As for the autologous blood transfusion, it is clear that it is much safer for the athlete, since the blood he receives is his own. But on the other hand, although the immune problems are scarcer, we cannot forget that the materials used throughout the process (needles, extraction material, blood collection bags, etc.) or the chosen technique can cause problems. For example, improper blood processing or failure to reintroduce blood can lead to infections or immune reactions.

Blood doping detection

The aim of doping control has always been to detect external substances. As doping detection methods progress, new doping types appear that are left out of detections. Detection, without a doubt, for the researcher of substances extracted from the organism (anabolic, exciting, analgesic, etc.) The most obvious difficulty in detecting blood doping is its ease. On the other hand, the current doping control is based on the analysis of urine samples taken after competition or during training. Therefore, transformations in the blood are hardly remarkable, as blood samples are essential for this. However, despite the proper method and the use of blood samples, the chances of detecting the use of blood transfusions are scarce.

Currently there are few possibilities to detect the use of blood transfusions.

In the case of a homologous blood transfusion, as the blood enters from another person, we can find in the blood circulation of the athlete a small amount of foreign red blood cells. However, this amount is usually very small (8-10% after transfusion of a blood unit) so screening techniques should be very accurate. These techniques are based on the detection of the differences between the athlete's own blood group and the blood group corresponding to the red blood cells ingested. The appearance of red blood cells with different antigens suggests that this athlete has taken blood from another person.

When blood transfusion is autologous, the chances of realizing it are much lower. Since the blood entered belongs to the athlete himself, the antigens that have all red blood cells are the same. Therefore, the only methods we can use today are indirect. Although the blood is from the athlete, blood transfusion produces some physiological transformations. Therefore, to face this doping we must take advantage of these transformations. For example, transfusion increases the rate of hemoglobin by inhibiting endogenous production of erythropoietin. On the other hand, transfused red blood cells, due to all the processes suffered, are weaker and break faster.

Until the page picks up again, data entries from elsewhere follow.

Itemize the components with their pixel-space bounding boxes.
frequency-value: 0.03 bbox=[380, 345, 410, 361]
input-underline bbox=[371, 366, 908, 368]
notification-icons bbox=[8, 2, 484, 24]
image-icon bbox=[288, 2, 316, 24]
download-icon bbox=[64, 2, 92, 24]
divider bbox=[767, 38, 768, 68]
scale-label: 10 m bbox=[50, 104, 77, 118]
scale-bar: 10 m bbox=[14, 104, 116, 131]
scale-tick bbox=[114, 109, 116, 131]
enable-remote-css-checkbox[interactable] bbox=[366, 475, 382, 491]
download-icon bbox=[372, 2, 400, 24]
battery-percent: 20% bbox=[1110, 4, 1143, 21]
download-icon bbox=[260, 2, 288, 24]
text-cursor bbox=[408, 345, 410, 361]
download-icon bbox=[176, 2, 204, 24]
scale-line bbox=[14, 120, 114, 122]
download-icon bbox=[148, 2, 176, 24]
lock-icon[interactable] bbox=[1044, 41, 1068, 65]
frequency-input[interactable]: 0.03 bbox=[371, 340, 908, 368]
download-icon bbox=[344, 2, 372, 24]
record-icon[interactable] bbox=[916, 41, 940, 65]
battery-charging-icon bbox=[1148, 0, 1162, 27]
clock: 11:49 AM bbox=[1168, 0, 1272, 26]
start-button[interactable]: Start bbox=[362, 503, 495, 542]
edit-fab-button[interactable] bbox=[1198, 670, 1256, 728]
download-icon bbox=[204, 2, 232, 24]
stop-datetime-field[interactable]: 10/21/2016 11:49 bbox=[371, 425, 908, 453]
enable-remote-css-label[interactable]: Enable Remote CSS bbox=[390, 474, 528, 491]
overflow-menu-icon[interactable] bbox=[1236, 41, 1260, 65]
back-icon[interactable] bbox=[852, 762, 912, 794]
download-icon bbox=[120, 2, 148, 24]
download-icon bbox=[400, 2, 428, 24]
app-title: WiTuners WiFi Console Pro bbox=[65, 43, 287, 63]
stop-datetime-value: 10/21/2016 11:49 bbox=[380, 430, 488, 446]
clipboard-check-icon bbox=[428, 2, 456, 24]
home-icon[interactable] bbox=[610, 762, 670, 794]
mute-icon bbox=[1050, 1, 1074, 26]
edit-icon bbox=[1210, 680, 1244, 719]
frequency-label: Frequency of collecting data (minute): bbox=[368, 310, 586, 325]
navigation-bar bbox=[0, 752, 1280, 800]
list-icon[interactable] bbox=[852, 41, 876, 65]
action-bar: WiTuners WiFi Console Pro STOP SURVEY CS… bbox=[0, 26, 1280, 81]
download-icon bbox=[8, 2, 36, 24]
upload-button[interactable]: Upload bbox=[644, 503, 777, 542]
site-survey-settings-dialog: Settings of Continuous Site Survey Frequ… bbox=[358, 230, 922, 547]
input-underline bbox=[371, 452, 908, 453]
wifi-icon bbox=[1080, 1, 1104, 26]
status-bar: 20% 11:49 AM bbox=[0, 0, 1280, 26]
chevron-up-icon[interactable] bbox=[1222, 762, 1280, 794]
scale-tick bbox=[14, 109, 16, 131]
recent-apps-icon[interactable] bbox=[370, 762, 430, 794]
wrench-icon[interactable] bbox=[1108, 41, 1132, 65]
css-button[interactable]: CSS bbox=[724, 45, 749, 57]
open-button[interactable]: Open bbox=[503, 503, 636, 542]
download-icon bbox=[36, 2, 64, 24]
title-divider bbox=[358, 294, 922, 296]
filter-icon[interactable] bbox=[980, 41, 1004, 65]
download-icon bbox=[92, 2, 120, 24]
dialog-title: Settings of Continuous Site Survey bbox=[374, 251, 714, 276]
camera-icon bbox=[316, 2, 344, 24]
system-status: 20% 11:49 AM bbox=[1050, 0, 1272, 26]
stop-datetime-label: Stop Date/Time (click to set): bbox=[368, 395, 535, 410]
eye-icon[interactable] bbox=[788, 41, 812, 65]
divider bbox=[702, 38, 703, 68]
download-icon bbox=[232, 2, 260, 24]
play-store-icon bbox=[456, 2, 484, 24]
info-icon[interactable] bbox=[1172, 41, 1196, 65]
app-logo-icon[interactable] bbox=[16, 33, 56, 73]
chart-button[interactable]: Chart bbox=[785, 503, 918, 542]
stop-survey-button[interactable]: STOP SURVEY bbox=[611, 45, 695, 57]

Therefore, after exercise the levels of iron and bilirubin rise a lot in the serum. However, it is usually very difficult to prove that these transformations are related to blood transfusion.

As we know, using blood transfusions can extend the duration of exercise. Therefore, all international sports organizations have included this practice in their doping lists. But we are still far from knowing to what extent this technique is widespread among athletes. The development of detection methods and the dissemination of information on this subject can be ways of solving in the future.